Army Life in a Black Regiment

This book, by Thomas Wentworth Higginson, is the conference book for the 2014 Civil War Institute at Gettysburg College.  Higginson was an abolitionist associated with John Brown who commanded the First South Carolina Volunteers, which later became the 33rd USCT.

In reading this book I was struck by two things.  First, that Higginson referred to his black soldiers in one way like slaveholders referred to their slaves–as childlike.  Throughout the book he constantly refers to his soldiers as overgrown children, childlike in their innocence, and always cheerful.  The second thing that struck me was his forthright admission of the bad way the US government treated his soldiers, especially with regard to their pay.  It’s obvious he was deeply offended by the disparity in pay between white and black soldiers.

He does indeed like his soldiers, and he likes the fact that they perform well against the rebels.  They mostly operated in the Jacksonville area of Florida, but later in the Port Royal area of South Carolina.

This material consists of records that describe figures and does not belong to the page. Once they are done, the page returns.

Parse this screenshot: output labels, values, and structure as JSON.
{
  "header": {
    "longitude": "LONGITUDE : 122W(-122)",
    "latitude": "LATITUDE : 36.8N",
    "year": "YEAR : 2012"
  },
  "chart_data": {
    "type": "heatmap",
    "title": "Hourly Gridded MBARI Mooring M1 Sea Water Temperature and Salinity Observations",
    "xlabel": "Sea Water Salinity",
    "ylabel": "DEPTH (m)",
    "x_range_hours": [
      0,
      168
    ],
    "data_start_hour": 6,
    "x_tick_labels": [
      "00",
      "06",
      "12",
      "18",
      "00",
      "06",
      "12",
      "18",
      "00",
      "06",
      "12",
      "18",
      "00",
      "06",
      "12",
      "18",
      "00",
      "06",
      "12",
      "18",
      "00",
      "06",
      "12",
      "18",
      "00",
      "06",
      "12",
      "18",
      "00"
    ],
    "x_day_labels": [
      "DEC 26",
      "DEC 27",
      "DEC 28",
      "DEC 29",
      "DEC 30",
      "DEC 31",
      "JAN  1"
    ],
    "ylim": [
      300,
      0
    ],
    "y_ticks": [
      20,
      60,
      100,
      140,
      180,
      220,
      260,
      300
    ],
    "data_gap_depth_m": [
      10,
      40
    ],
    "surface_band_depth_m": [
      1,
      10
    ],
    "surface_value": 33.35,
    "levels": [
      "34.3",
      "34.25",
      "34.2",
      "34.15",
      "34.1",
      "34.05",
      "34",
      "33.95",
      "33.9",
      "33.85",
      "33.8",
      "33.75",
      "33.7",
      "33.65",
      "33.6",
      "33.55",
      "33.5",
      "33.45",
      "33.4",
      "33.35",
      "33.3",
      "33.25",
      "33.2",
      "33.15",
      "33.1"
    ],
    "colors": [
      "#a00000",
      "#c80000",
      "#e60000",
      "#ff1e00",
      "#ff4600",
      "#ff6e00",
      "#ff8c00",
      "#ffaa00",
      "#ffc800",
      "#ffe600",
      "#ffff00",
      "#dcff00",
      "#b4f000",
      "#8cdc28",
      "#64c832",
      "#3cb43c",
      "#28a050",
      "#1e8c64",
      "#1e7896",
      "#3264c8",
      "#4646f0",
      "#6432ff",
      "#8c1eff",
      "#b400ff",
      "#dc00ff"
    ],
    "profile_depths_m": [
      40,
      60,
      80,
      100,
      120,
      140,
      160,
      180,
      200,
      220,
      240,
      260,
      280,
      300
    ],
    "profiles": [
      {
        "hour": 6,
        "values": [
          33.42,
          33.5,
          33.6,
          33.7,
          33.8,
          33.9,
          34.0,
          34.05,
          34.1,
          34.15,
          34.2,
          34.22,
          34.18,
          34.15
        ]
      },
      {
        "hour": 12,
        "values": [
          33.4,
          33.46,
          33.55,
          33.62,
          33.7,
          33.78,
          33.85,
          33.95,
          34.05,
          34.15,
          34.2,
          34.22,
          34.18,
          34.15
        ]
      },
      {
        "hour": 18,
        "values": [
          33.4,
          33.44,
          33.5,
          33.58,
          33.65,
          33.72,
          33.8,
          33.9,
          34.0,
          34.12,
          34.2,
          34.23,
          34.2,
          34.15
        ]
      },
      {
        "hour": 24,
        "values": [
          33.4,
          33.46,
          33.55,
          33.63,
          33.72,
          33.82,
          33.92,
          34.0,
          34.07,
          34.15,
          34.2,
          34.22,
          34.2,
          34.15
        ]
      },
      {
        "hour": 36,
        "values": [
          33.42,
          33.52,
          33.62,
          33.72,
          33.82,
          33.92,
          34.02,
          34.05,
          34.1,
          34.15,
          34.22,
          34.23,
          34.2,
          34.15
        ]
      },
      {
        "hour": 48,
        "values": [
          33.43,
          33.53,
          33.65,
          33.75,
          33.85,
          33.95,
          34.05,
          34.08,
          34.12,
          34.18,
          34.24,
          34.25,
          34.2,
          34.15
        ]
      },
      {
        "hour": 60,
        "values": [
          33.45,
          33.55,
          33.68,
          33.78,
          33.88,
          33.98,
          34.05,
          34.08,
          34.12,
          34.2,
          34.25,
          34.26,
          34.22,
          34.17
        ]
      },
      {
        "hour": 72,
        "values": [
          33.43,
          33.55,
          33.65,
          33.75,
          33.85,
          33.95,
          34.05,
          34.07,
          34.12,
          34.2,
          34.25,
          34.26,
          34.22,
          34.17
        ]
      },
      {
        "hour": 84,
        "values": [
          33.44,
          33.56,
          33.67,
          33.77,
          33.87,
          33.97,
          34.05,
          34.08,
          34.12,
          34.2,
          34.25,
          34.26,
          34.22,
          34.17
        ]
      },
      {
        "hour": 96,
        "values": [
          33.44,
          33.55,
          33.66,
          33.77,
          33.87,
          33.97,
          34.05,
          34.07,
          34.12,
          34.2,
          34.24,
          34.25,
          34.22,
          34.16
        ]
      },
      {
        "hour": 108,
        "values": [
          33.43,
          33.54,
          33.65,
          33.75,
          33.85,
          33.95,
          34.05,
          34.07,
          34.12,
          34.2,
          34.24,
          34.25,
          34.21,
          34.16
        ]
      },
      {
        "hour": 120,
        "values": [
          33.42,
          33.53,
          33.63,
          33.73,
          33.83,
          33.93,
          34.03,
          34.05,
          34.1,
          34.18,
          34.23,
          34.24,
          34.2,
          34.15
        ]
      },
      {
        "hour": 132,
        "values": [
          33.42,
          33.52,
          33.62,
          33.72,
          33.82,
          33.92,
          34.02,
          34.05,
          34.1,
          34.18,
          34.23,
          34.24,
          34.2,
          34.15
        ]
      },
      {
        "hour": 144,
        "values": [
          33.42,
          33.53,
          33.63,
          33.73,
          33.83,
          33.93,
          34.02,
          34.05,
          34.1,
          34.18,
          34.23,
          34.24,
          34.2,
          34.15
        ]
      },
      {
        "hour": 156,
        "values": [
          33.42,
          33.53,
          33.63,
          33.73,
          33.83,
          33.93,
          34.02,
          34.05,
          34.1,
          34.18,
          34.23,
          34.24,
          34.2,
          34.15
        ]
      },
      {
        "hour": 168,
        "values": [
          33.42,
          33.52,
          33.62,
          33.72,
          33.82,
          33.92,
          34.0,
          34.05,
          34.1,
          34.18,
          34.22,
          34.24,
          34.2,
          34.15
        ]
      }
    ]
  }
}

I think the book is valuable not for the outline of military operations, not for the descriptions of these black soldiers, but rather as revealing what a prominent abolitionist of the time felt about African-Americans.  This is someone from the 1860s giving us his thoughts about African-Americans in general, and African-American soldiers.  We can see a patriarchal attitude in his writing as well as a patronizing attitude toward his soldiers.  It’s an interesting viewpoint for us in the 21st Century looking back.



  1. The 1st South Carolina, wasn’t it?

    1. Yep. First South Carolina Volunteers. Later became the 33rd USCT.